A few weeks later at school, the class soap dodger (let’s call him...actually best leave it at Soap Dodger) got wind that I wanted to sell my ZX81. Got many games? He asked. Oh yer – stacks, I lied. And so, holding my nose, I arranged for him to come around at the weekend, half realising he probably just wanted come around and play at my house.

That Saturday I got up early, and typed in the best game listing I could find. That was part one of my plan. Part two was to connect the broken tape recorder to the computer to make it look like I’d just loaded it in to the ZX81. And part three – the really cunning bit – was to get a pile of cheap blank tapes and write fake game names on them. Generic names like Space Trek, Munch Mate and Road Hopper. You get the idea. And so I piled the tapes with the ‘games’ on by the computer.

Soap dodger arrived.

Soap dodger played the great game I had just ‘loaded’.

Soap dodger was impressed by the 20 or so games that came with the computer.

I had a sale. Oh joyful day.

But of course it came at a price. A few days later Soap Dodger came up to me in the playground and seemed upset. Apparently none of the ‘games’ would load. I offered some excuses. Perhaps the tape head needed adjusting? Perhaps he needed to tighten the tapes? Maybe the tape leads were loose?

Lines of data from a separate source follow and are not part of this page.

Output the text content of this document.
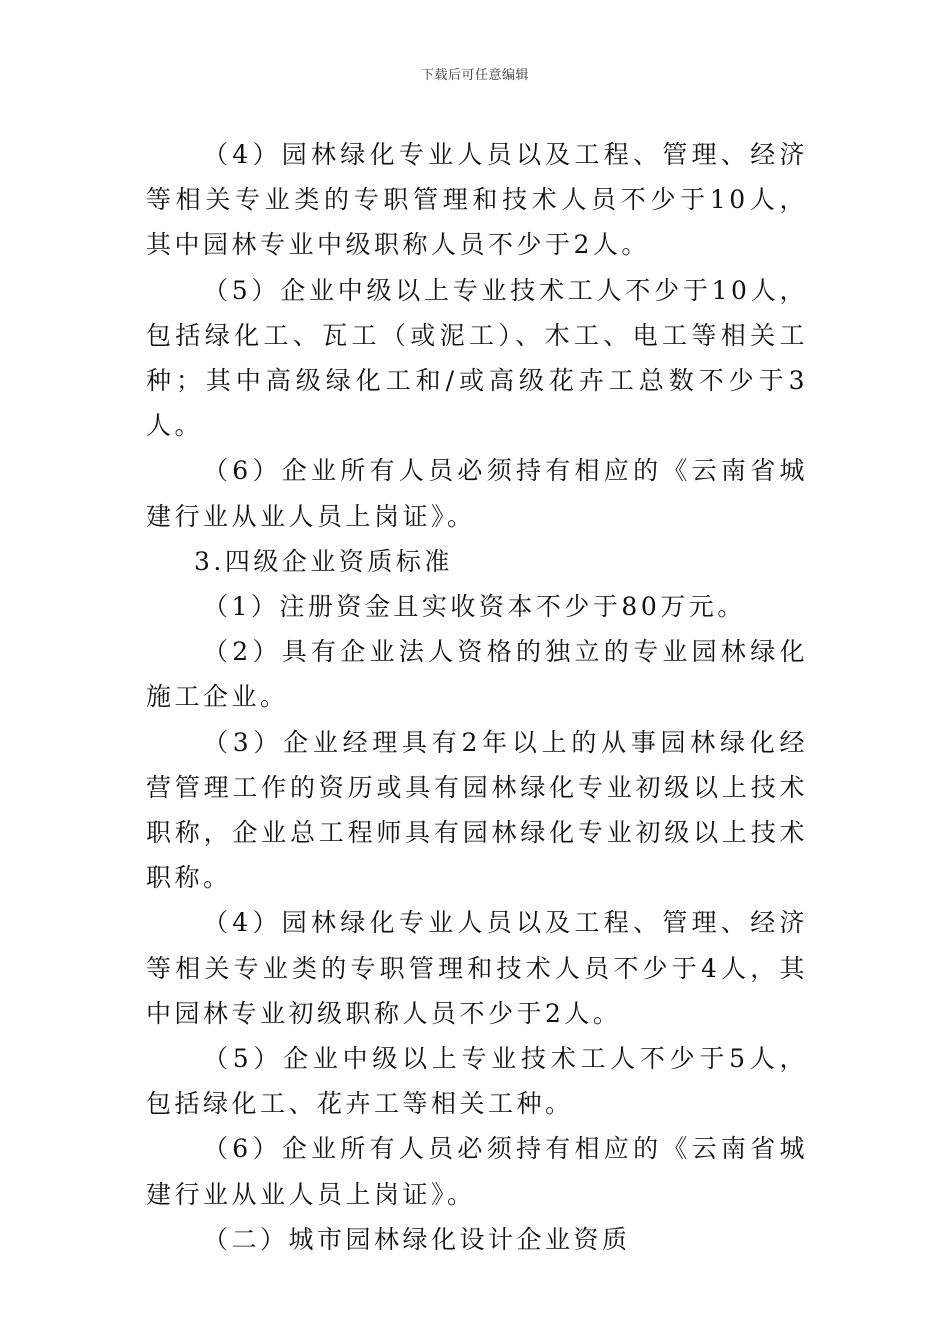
下载后可任意编辑

（4）园林绿化专业人员以及工程、管理、经济等相关专业类的专职管理和技术人员不少于10人，其中园林专业中级职称人员不少于2人。

（5）企业中级以上专业技术工人不少于10人，包括绿化工、瓦工（或泥工）、木工、电工等相关工种；其中高级绿化工和/或高级花卉工总数不少于3人。

（6）企业所有人员必须持有相应的《云南省城建行业从业人员上岗证》。

3.四级企业资质标准

（1）注册资金且实收资本不少于80万元。

（2）具有企业法人资格的独立的专业园林绿化施工企业。

（3）企业经理具有2年以上的从事园林绿化经营管理工作的资历或具有园林绿化专业初级以上技术职称，企业总工程师具有园林绿化专业初级以上技术职称。

（4）园林绿化专业人员以及工程、管理、经济等相关专业类的专职管理和技术人员不少于4人，其中园林专业初级职称人员不少于2人。

（5）企业中级以上专业技术工人不少于5人，包括绿化工、花卉工等相关工种。

（6）企业所有人员必须持有相应的《云南省城建行业从业人员上岗证》。

（二）城市园林绿化设计企业资质
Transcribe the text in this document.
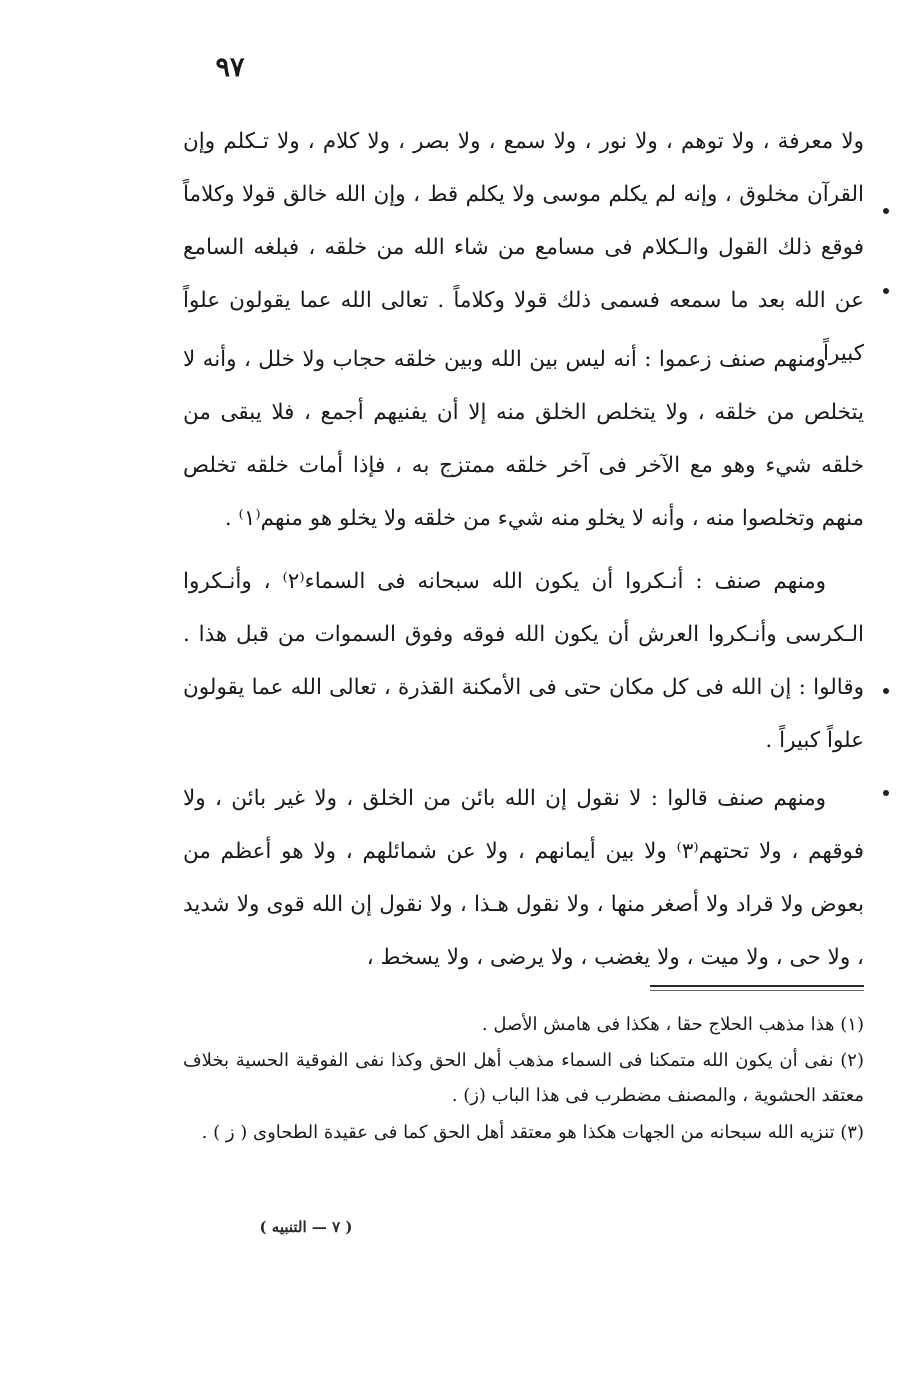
٩٧

ولا معرفة ، ولا توهم ، ولا نور ، ولا سمع ، ولا بصر ، ولا كلام ، ولا تـكلم وإن القرآن مخلوق ، وإنه لم يكلم موسى ولا يكلم قط ، وإن الله خالق قولا وكلاماً فوقع ذلك القول والـكلام فى مسامع من شاء الله من خلقه ، فبلغه السامع عن الله بعد ما سمعه فسمى ذلك قولا وكلاماً . تعالى الله عما يقولون علواً كبيراً .

ومنهم صنف زعموا : أنه ليس بين الله وبين خلقه حجاب ولا خلل ، وأنه لا يتخلص من خلقه ، ولا يتخلص الخلق منه إلا أن يفنيهم أجمع ، فلا يبقى من خلقه شيء وهو مع الآخر فى آخر خلقه ممتزج به ، فإذا أمات خلقه تخلص منهم وتخلصوا منه ، وأنه لا يخلو منه شيء من خلقه ولا يخلو هو منهم⁽١⁾ .

ومنهم صنف : أنـكروا أن يكون الله سبحانه فى السماء⁽٢⁾ ، وأنـكروا الـكرسى وأنـكروا العرش أن يكون الله فوقه وفوق السموات من قبل هذا . وقالوا : إن الله فى كل مكان حتى فى الأمكنة القذرة ، تعالى الله عما يقولون علواً كبيراً .

ومنهم صنف قالوا : لا نقول إن الله بائن من الخلق ، ولا غير بائن ، ولا فوقهم ، ولا تحتهم⁽٣⁾ ولا بين أيمانهم ، ولا عن شمائلهم ، ولا هو أعظم من بعوض ولا قراد ولا أصغر منها ، ولا نقول هـذا ، ولا نقول إن الله قوى ولا شديد ، ولا حى ، ولا ميت ، ولا يغضب ، ولا يرضى ، ولا يسخط ،

(١) هذا مذهب الحلاج حقا ، هكذا فى هامش الأصل .

(٢) نفى أن يكون الله متمكنا فى السماء مذهب أهل الحق وكذا نفى الفوقية الحسية بخلاف معتقد الحشوية ، والمصنف مضطرب فى هذا الباب (ز) .

(٣) تنزيه الله سبحانه من الجهات هكذا هو معتقد أهل الحق كما فى عقيدة الطحاوى ( ز ) .

( ٧ — التنبيه )
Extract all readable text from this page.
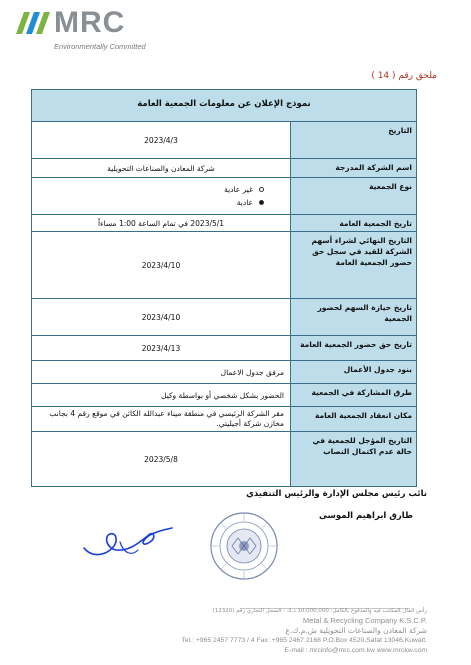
MRC
Environmentally Committed
ملحق رقم ( 14 )
نموذج الإعلان عن معلومات الجمعية العامة
التاريخ
2023/4/3
اسم الشركة المدرجة
شركة المعادن والصناعات التحويلية
نوع الجمعية
غير عادية
عادية
تاريخ الجمعية العامة
2023/5/1

في تمام الساعة 1:00 مساءاً
التاريخ النهائي لشراء أسهم الشركة للقيد في سجل حق حضور الجمعية العامة
2023/4/10
تاريخ حيازة السهم لحضور الجمعية
2023/4/10
تاريخ حق حضور الجمعية العامة
2023/4/13
بنود جدول الأعمال
مرفق جدول الاعمال
طرق المشاركة في الجمعية
الحضور بشكل شخصي أو بواسطة وكيل
مكان انعقاد الجمعية العامة
مقر الشركة الرئيسي في منطقة ميناء عبدالله الكائن في موقع رقم 4 بجانب مخازن شركة أجيليتي.
التاريخ المؤجل للجمعية في حالة عدم اكتمال النصاب
2023/5/8
نائب رئيس مجلس الإدارة والرئيس التنفيذي
طارق ابراهيم الموسى
رأس المال المكتتب فيه والمدفوع بالكامل: 10,000,000 د.ك - السجل التجاري رقم (12320)
Metal & Recycling Company K.S.C.P.
شركة المعادن والصناعات التحويلية ش.م.ك.ع
Tel.: +965 2457 7773 / 4 Fax: +965 2467 2168 P.O.Box 4520,Safat 13046,Kuwait.
E-mail : mrcinfo@mrc.com.kw www.mrckw.com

With excuses like these I could have saved the iPhone 4’s reputation.

Sorry Soap Dodger, I did you wrong.

Sunday 8 August 2010

Welcome Retronauts

Great...another blog about old games.

Well, not quite.  Seeing as the good people at places like Retro Gamer magazine have the games covered, this blog is something a little different.  

As the title suggests, these postings will be about all the things swirled around the classic games of your childhood.  The magazines.  The television programmes.  The freebies in game boxes.   Anything that defined gaming of yesteryear, but not the actual games themselves.  Dive in and enjoy.